クールな警視正は新妻を盲愛しすぎている
こうして眺めると、宇宙空間のようで幻想的だ。


奎吾さんはソファの前まで行って、小さな吐息とともにネクタイを緩めた。
私も彼の後ろで足を止め、上目遣いで窺う。
見上げる背中は、より広く逞しくなった。
落ち着いた居佇まいは頼もしく、そこから得られる安心感は、今も昔も全然変わらない――。
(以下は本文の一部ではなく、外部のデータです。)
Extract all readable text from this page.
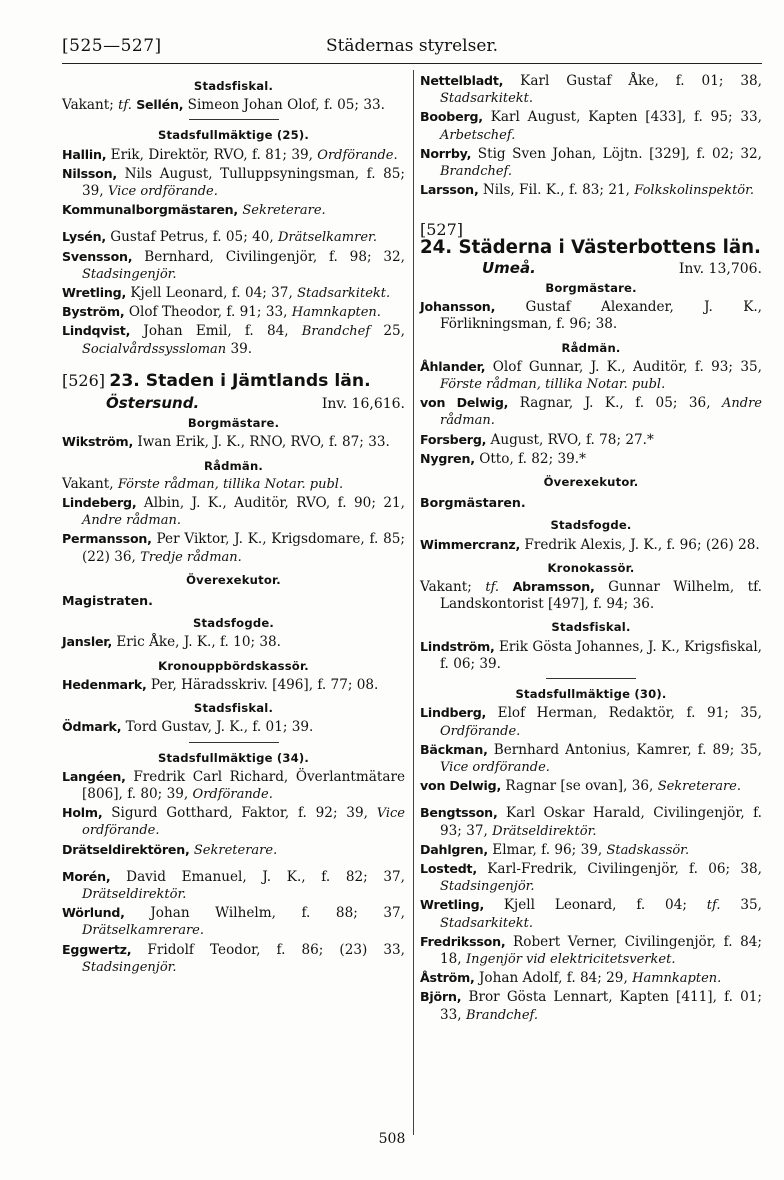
Städernas styrelser.
[525—527]
Stadsfiskal.

Vakant; tf. Sellén, Simeon Johan Olof, f. 05; 33.

Stadsfullmäktige (25).

Hallin, Erik, Direktör, RVO, f. 81; 39, Ordförande.

Nilsson, Nils August, Tulluppsyningsman, f. 85; 39, Vice ordförande.

Kommunalborgmästaren, Sekreterare.

Lysén, Gustaf Petrus, f. 05; 40, Drätselkamrer.

Svensson, Bernhard, Civilingenjör, f. 98; 32, Stadsingenjör.

Wretling, Kjell Leonard, f. 04; 37, Stadsarkitekt.

Byström, Olof Theodor, f. 91; 33, Hamnkapten.

Lindqvist, Johan Emil, f. 84, Brandchef 25, Socialvårdssyssloman 39.

[526] 23. Staden i Jämtlands län.
Östersund.	Inv. 16,616.
Borgmästare.

Wikström, Iwan Erik, J. K., RNO, RVO, f. 87; 33.

Rådmän.

Vakant, Förste rådman, tillika Notar. publ.

Lindeberg, Albin, J. K., Auditör, RVO, f. 90; 21, Andre rådman.

Permansson, Per Viktor, J. K., Krigsdomare, f. 85; (22) 36, Tredje rådman.

Överexekutor.
Magistraten.
Stadsfogde.

Jansler, Eric Åke, J. K., f. 10; 38.

Kronouppbördskassör.

Hedenmark, Per, Häradsskriv. [496], f. 77; 08.

Stadsfiskal.

Ödmark, Tord Gustav, J. K., f. 01; 39.

Stadsfullmäktige (34).

Langéen, Fredrik Carl Richard, Överlantmätare [806], f. 80; 39, Ordförande.

Holm, Sigurd Gotthard, Faktor, f. 92; 39, Vice ordförande.

Drätseldirektören, Sekreterare.

Morén, David Emanuel, J. K., f. 82; 37, Drätseldirektör.

Wörlund, Johan Wilhelm, f. 88; 37, Drätselkamrerare.

Eggwertz, Fridolf Teodor, f. 86; (23) 33, Stadsingenjör.

Nettelbladt, Karl Gustaf Åke, f. 01; 38, Stadsarkitekt.

Booberg, Karl August, Kapten [433], f. 95; 33, Arbetschef.

Norrby, Stig Sven Johan, Löjtn. [329], f. 02; 32, Brandchef.

Larsson, Nils, Fil. K., f. 83; 21, Folkskolinspektör.

[527]
24. Städerna i Västerbottens län.
Umeå.	Inv. 13,706.
Borgmästare.

Johansson, Gustaf Alexander, J. K., Förlikningsman, f. 96; 38.

Rådmän.

Åhlander, Olof Gunnar, J. K., Auditör, f. 93; 35, Förste rådman, tillika Notar. publ.

von Delwig, Ragnar, J. K., f. 05; 36, Andre rådman.

Forsberg, August, RVO, f. 78; 27.*

Nygren, Otto, f. 82; 39.*

Överexekutor.
Borgmästaren.
Stadsfogde.

Wimmercranz, Fredrik Alexis, J. K., f. 96; (26) 28.

Kronokassör.

Vakant; tf. Abramsson, Gunnar Wilhelm, tf. Landskontorist [497], f. 94; 36.

Stadsfiskal.

Lindström, Erik Gösta Johannes, J. K., Krigsfiskal, f. 06; 39.

Stadsfullmäktige (30).

Lindberg, Elof Herman, Redaktör, f. 91; 35, Ordförande.

Bäckman, Bernhard Antonius, Kamrer, f. 89; 35, Vice ordförande.

von Delwig, Ragnar [se ovan], 36, Sekreterare.

Bengtsson, Karl Oskar Harald, Civilingenjör, f. 93; 37, Drätseldirektör.

Dahlgren, Elmar, f. 96; 39, Stadskassör.

Lostedt, Karl-Fredrik, Civilingenjör, f. 06; 38, Stadsingenjör.

Wretling, Kjell Leonard, f. 04; tf. 35, Stadsarkitekt.

Fredriksson, Robert Verner, Civilingenjör, f. 84; 18, Ingenjör vid elektricitetsverket.

Åström, Johan Adolf, f. 84; 29, Hamnkapten.

Björn, Bror Gösta Lennart, Kapten [411], f. 01; 33, Brandchef.

508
初めて奎吾さんと会った時、私は五歳、彼は十五歳だった。
瀬名本家で現当主の警視総監就任祝いがあって、私が父と母に連れていかれた時だ。


会場は大人ばかりで、私は父と母にくっついているのも飽きてしまい、広い庭に出て一人で遊び始めた。
それがそのうち探検に変わって、庭の奥へ奥へと突き進み、やがて古い平屋の建物の前に迷い着いた。
いや、その中から聞こえた、パーンパーンという竹を割るような乾いた音に、導かれたのかもしれない。


平屋の入口は開いていたので、中に入ってみた。
すると、畳敷の部屋で、道着と面をつけた人が二人向かい合い、長い棒を振るっていた。
外で聞くより激しい音と二人が発する鋭い声、鬼気迫った速い動きに怯み、私はその場で固まってしまった。